An organized garage. (Photo: )

This is one of my own garage areas.  This bay has evolved to be overflow storage to some household and survival supplies, a metal cabinet for household chemicals, and an area for maintenance supplies for my car.

This corner of this particular garage bay stores paper towels and toilet paper for the house on top, cleaning supplies for my car on the second shelf from the top, and the rest of the metal shelving unit is car maintenance and repair related. The little cart allows me to load what I need and then take it to the part of the outside of the car where I will use it.  It makes car detailing (which I really do myself) much faster.  Over the last few years we have found we do much more of the maintenance on my diesel car ourselves.
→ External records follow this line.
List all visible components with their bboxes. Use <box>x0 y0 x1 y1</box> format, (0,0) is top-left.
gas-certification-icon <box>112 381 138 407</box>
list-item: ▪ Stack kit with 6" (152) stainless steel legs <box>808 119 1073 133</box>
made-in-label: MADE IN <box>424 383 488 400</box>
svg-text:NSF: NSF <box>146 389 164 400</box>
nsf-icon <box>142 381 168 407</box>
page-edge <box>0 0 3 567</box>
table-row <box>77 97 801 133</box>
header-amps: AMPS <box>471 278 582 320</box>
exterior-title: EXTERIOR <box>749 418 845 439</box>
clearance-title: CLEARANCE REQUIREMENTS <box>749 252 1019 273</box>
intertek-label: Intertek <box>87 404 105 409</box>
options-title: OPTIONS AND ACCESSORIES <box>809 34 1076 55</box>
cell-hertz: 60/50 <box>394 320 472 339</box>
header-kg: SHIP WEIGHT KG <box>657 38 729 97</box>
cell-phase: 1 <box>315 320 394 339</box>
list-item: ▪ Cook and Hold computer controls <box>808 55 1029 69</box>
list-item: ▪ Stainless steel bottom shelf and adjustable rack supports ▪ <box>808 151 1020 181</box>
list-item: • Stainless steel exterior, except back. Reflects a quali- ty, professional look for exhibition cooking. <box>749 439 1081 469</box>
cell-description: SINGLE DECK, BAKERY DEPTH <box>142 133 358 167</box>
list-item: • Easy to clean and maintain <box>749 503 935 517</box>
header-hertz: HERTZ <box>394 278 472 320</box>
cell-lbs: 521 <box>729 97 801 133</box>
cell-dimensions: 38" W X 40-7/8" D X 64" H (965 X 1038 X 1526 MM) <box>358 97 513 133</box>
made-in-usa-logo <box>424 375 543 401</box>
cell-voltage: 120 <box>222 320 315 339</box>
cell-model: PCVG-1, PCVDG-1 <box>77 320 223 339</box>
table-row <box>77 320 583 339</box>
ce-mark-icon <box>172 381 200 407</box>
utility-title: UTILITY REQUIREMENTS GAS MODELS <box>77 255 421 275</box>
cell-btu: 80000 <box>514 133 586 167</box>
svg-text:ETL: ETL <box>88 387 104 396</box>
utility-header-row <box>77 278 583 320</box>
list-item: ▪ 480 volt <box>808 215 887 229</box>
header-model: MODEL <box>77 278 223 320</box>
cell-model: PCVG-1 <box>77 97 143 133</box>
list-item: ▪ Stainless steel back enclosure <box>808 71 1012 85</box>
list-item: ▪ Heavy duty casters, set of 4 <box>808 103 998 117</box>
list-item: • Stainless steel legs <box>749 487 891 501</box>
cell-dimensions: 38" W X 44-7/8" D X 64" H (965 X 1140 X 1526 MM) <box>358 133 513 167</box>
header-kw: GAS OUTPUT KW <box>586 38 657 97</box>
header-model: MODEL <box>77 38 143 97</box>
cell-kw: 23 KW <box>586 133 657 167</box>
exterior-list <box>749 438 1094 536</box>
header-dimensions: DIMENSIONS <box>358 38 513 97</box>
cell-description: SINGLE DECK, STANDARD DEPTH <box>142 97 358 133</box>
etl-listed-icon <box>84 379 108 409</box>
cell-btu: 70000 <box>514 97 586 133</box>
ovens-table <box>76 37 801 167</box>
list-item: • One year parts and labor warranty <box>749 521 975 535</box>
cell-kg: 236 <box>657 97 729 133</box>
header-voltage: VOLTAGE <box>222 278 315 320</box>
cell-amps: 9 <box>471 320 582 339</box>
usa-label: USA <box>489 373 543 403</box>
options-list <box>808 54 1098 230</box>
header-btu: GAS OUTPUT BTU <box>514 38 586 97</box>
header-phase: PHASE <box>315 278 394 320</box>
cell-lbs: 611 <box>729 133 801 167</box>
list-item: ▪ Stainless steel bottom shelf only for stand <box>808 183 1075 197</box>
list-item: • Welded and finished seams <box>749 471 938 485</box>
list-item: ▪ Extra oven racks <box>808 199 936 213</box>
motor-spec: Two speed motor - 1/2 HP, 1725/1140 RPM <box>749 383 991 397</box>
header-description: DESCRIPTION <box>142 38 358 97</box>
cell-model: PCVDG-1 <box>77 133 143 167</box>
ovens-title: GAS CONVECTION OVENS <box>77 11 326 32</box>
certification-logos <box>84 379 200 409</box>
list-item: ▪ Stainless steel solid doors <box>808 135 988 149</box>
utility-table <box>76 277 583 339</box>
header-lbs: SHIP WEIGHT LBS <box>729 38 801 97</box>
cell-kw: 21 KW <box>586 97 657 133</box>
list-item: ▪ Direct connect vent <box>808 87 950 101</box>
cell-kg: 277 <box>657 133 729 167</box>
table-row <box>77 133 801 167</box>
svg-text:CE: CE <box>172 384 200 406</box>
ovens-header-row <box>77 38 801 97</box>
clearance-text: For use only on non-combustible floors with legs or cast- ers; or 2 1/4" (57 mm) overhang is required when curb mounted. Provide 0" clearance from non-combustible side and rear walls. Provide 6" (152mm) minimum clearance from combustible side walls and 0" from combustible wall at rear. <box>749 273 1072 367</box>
        Organizing your home and your life, is not something that can be done in a weekend, unless of course, you have just a few things.  (And if that is true, part of me envies you, as you have much less to maintain !)  Organizing is a one-thing-at-a-time task.  It takes some time to assess how your organization needs will best be served.  For years I kept a rolodex, only to find that the specific cards I always needed were the ones which children had either pulled out, or that I had lost myself.   For a time, I kept addresses and information in a computer, only to have the data lost when the computer crashed, and everything had been backed up but that.   Now, I keep a nice sized address in leather, and I keep addresses and e-mails written in pencil for easy and quick updates.   I still keep a few contacts in my computer, but mostly e-mail addresses.  It took TIME to figure out which method would work best for ME.    The same is true of filing system, and other organizational issues.
           This post is meant to be an encouragement toward Spring organization.  Don't let it overwhelm you.  Like any major daunting job, take it apart into more manageable parts and then break those down into more manageable "bites".  Happy Spring and best wishes.


kymber said...

another excellent article, Jane! organization is sooo important. back in the city, we had a sprawling open-concept bungalow with custom-made drawers and cabinets throughout - very organized! now that we have been at the Manor for a little over a year, i am finally getting our stuff organized, finding and building places for things to have a permanent place, and slowly getting everything in order! it really has taken a while but the freedom that comes with finding a place for everything and knowing where everything is - is wonderful!

your friend,

JaneofVirginia said...

Thanks Kymber ! It takes time to organize a new place, especially in a new setting. Our first home in the city was a brick apartment which had a lot of great closets. Imagine my chagrin when we moved to a little house, with just a small fraction of the storage space. It takes some adjustment, and some reorganization. Preparedness also eats space, particularly if we let it ! Thanks for your comments, and I think of you both often.